Massachusetts v. Environmental Protection Agency

Massachusetts v. Environmental Protection Agency, 549 U.S. 497 (2007)

In Brief

Massachusetts v. EPA is a landmark Supreme Court decision that reshaped federal environmental regulation by recognizing greenhouse gases as pollutants subject to the Clean Air Act.

Key Issue

1) Do petitioners, including the Commonwealth of Massachusetts, have Article III standing to challenge EPA's denial of the rulemaking petition? 2) Does the Clean Air Act authorize EPA to regulate greenhouse gases from new motor vehicles? 3) Did EPA lawfully decline to regulate based on policy considerations and scientific uncertainty unrelated to the statutory endangerment inquiry?

The Rule

Article III standing requires a concrete and particularized injury that is fairly traceable to the challenged conduct and likely to be redressed by a favorable decision; states receive special solicitude where Congress has afforded a procedural right to challenge agency action or inaction.
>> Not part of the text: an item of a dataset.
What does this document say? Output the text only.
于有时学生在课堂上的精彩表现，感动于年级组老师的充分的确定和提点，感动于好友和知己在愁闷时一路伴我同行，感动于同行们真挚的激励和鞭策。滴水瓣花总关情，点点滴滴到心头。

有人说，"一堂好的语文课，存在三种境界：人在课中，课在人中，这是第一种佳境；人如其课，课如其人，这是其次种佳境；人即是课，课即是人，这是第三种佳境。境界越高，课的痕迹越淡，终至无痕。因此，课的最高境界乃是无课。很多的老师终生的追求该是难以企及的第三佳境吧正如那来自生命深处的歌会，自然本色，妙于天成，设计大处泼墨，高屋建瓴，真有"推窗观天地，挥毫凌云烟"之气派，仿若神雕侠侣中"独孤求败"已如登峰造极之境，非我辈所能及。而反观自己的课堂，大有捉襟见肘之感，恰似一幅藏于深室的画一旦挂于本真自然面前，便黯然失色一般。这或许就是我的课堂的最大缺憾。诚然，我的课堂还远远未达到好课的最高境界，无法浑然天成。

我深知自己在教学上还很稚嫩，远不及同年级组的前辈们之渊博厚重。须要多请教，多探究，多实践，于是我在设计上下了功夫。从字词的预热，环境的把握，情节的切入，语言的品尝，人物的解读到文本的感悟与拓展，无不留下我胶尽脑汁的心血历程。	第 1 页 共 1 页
Under CAA § 202(a)(1), EPA must regulate emissions of any air pollutant from new motor vehicles that, in its judgment, cause or contribute to air pollution which may reasonably be anticipated to endanger public health or welfare. The definitions of air pollutant and welfare are broad and encompass greenhouse gases and climate effects. An agency's denial of a rulemaking petition is reviewable under the Administrative Procedure Act and must be grounded in the statute; an agency may not rely on extraneous policy preferences to avoid making the judgment Congress required, and its decision must not be arbitrary and capricious, 5 U.S.C. § 706(2)(A).

Bottom Line

Yes, Massachusetts and other petitioners have standing to challenge EPA's denial. Yes, the Clean Air Act authorizes EPA to regulate greenhouse gases as air pollutants under § 202(a)(1). EPA's denial of the petition was unlawful because it rested on reasons not permitted by the statute; EPA must either make an endangerment finding or explain, based on the scientific record, why it cannot make such a judgment. The Court reversed and remanded.

Why It Matters

Massachusetts v. EPA is the foundation of federal climate regulation. It confirmed that greenhouse gases are pollutants under the CAA, required EPA to evaluate endangerment based on science, and spurred the 2009 endangerment finding and subsequent motor-vehicle greenhouse gas standards. The decision also reshaped standing doctrine by recognizing states' special solicitude and the sufficiency of incremental, risk-reducing relief. For administrative law, it underscores that agencies must adhere to statutory directives and cannot invoke broad policy or uncertainty to avoid making required judgments. The case has influenced later climate and administrative decisions, including American Electric Power v. Connecticut (displacement of federal common law by the CAA) and Utility Air Regulatory Group v. EPA (limits on permitting for greenhouse gases).